Contract manufacturing apart, the Indian Council of Medical Research appears keen on developing technology within the country and has sought expression of interest from companies willing to develop vaccines and diagnostic kits to fight monkeypox. Nearly three dozen companies have responded, but it is likely to be a long haul before results show.
WHO, on its part, is falling back on appealing for donations just as it did for COVID-19. Its partner GAVI, the Vaccine Alliance, is urging countries with stockpiles —or supplies on order — “to be generous and flexible in releasing doses to countries with cases that do not have access to ensure equality”.
Donations are critical to fighting the virus, but where are the spare vaccines? The big hope is the US, which was the highest donor of COVID-19 vaccines. But since the country is rationing its own monkeypox doses, there is little chance of securing substantial supplies from Washington.
Almost three years into the pandemic and after a sustained global campaign for vaccine equity, we do not seem to be any better prepared for the latest emergency. Monkeypox is spreading rapidly and at the last count there were 39,000 reported cases in 95 countries.
There are doubts if this is the true figure since the disease has been heavily stigmatised — it is more prevalent among men who have sex with men—and many people are unlikely to go for testing or even report infection. Africa has to be the priority if the monkeypox emergency is to be tackled with some measure of success globally.
Africa is where the highest fatalities have been recorded this year, with 76 reported deaths since January. But no strategy appears to have been put in place to tackle the crisis on the continent.

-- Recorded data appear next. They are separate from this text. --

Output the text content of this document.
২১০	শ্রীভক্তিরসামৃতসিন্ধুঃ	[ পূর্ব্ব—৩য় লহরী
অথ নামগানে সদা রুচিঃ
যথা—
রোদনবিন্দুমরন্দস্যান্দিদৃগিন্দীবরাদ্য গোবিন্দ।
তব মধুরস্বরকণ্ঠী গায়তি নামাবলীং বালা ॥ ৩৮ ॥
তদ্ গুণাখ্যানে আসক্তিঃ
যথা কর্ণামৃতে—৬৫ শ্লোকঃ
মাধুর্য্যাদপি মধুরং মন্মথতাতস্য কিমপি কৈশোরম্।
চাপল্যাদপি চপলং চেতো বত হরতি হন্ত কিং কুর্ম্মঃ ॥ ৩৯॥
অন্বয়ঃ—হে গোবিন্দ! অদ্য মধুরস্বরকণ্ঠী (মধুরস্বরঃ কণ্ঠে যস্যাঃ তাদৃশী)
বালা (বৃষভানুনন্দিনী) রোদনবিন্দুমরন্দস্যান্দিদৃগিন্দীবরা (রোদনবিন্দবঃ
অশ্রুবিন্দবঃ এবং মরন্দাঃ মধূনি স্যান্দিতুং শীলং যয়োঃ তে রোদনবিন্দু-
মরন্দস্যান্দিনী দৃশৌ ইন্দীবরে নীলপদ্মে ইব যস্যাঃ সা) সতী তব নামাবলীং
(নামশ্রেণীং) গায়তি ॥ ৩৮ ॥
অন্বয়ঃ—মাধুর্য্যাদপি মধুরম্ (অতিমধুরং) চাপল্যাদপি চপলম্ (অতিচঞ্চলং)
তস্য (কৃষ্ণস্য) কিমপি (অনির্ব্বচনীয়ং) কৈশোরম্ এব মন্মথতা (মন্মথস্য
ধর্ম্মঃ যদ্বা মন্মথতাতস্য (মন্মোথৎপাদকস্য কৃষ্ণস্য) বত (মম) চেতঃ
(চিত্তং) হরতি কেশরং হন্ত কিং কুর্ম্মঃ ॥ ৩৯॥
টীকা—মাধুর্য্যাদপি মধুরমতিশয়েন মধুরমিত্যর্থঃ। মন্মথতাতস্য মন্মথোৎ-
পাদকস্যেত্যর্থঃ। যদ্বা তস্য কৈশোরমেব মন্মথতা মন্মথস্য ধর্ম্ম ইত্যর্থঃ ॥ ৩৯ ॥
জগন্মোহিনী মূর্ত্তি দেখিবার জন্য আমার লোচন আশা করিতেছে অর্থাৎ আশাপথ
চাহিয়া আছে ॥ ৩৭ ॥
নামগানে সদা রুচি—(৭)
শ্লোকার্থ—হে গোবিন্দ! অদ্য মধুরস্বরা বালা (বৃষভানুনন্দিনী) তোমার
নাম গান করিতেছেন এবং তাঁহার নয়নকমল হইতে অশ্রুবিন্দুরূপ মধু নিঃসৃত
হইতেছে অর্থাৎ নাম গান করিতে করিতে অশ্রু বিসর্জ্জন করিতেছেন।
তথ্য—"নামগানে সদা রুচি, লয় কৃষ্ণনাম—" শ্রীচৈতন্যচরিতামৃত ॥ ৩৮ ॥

Simultaneously, COVID-19 continues to cull more victims, with a 35 per cent increase in fatalities in the past month. The WHO chief told a press briefing in the middle of August that the death toll of 15,000 people in just one week was unacceptable “when we have all the tools to prevent infections and save lives”.
How true is this? The manufacturing of therapies and diagnostics to detect COVID-19 is still hampered by the patent protection rules of the World Trade Organization, which curb the use of critical technology needed to make such products.
Vaccines may have been allowed to override patent protection at the ministerial conference in June, but there are no signs of new vaccine units coming up because other hurdles remain in place.
The stark inequities in the global health system that the COVID-19 pandemic highlighted are being thrown into sharp relief once again by monkeypox.